Super Mario Land 2: 6 Golden Coins is not especially good. This really hurts to admit; it was one of the few worthwhile Gameboy games I owned for the first few years that I owned that machine. Playing it now, it is hard to deny that it is only passable because most Gameboy platformers are simply crap. It does improve on a lot of things from its predecessor, but many of those improvements come with drawbacks that make it hard to definitively say that it is the better game.
Super Mario Land 2 is certainly a better looking game than its predecessor. Mario looks more like the Mario from Super Mario World, which came out the year before, and each of the games six worlds is bursting with personality. It is also a bigger game than the first Gameboy outing, with 32 stages compared to the firsts 12. And all of those stages are platform stages, no weird shooter segments this time. There is more of that genuine Mario feel, with everything being on model, fire flowers instead of superball and no exploding koopas.
It does suffer in how it plays, though. The bigger, better looking Mario takes up a lot more of the screen real estate, meaning that the player can see less of the level. It is a problem common to Gameboy platformers, leading to too many blind jumps and cheap hits. The game also feels a little floaty. The edges of enemies and platforms are not particularly clear, again leading to cheap hits. It might be the worst playing Mario game that Nintendo ever made.
The game did give the Mario series Wario, the perfect secondary antagonist for the series. It isn’t like Evil Mario is the most original idea ever, but Wario as he evolved after this game is great. He was good enough here that he promptly took over the Gameboy series from Mario. The next game was Wario Land: Super Mario Land 3. Though it is called Super Mario Land 3, I am considering it a Wario game and including it in my Super Mario Replay.

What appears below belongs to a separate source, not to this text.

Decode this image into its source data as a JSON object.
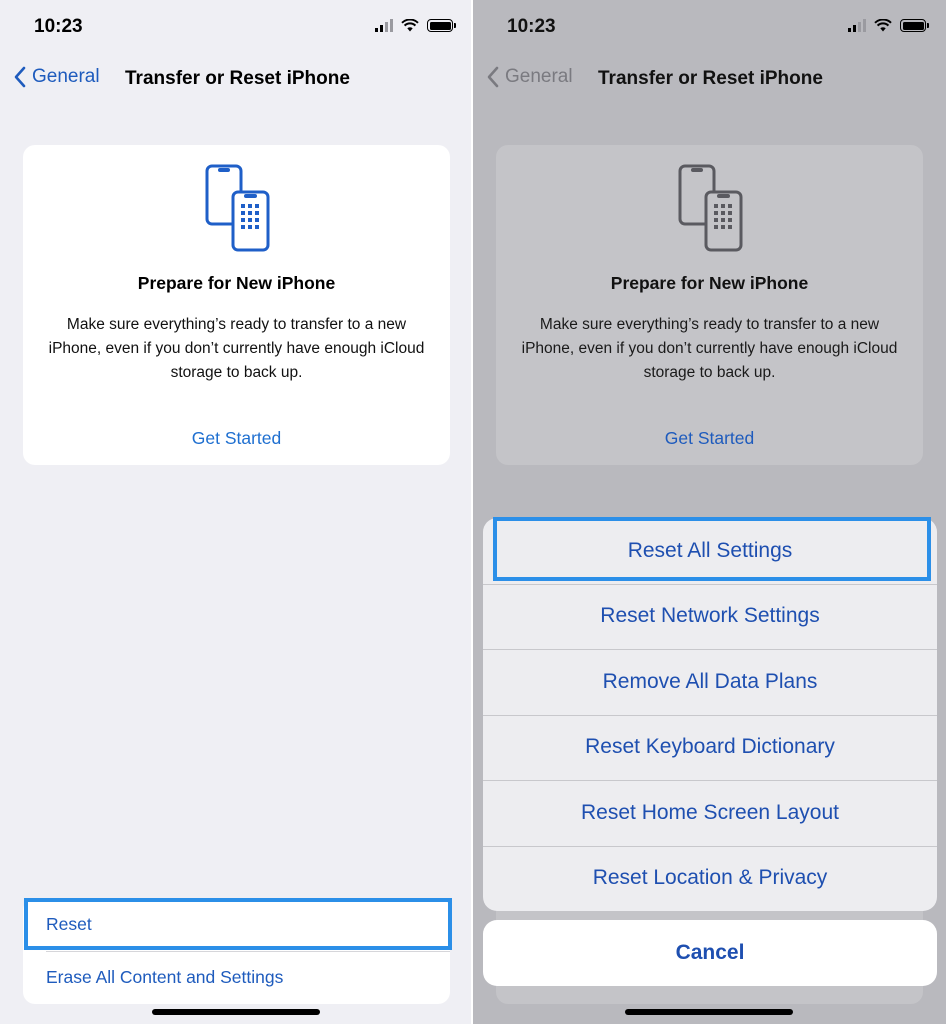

Super Mario Land 2 is a game that means a whole lot to me. I played it so many times on cross country trips, as my family drove from western Missouri to Indiana every summer to visit relatives. I know the ins and outs of this game like no other game in the Mario series. Still, playing it now, with fresh eyes, it is hard not to notice its shortcomings. It is certainly an ambitious game, there are few Gameboy games that look better. But like most GB games of its ilk, it is a pale shadow of the home console games of the same time. It is trying its hardest to be portable Super Mario World, but that just isn’t possible on the Game Boy. I can’t say that it isn’t a worthwhile addition to the series, but it certainly isn’t the best.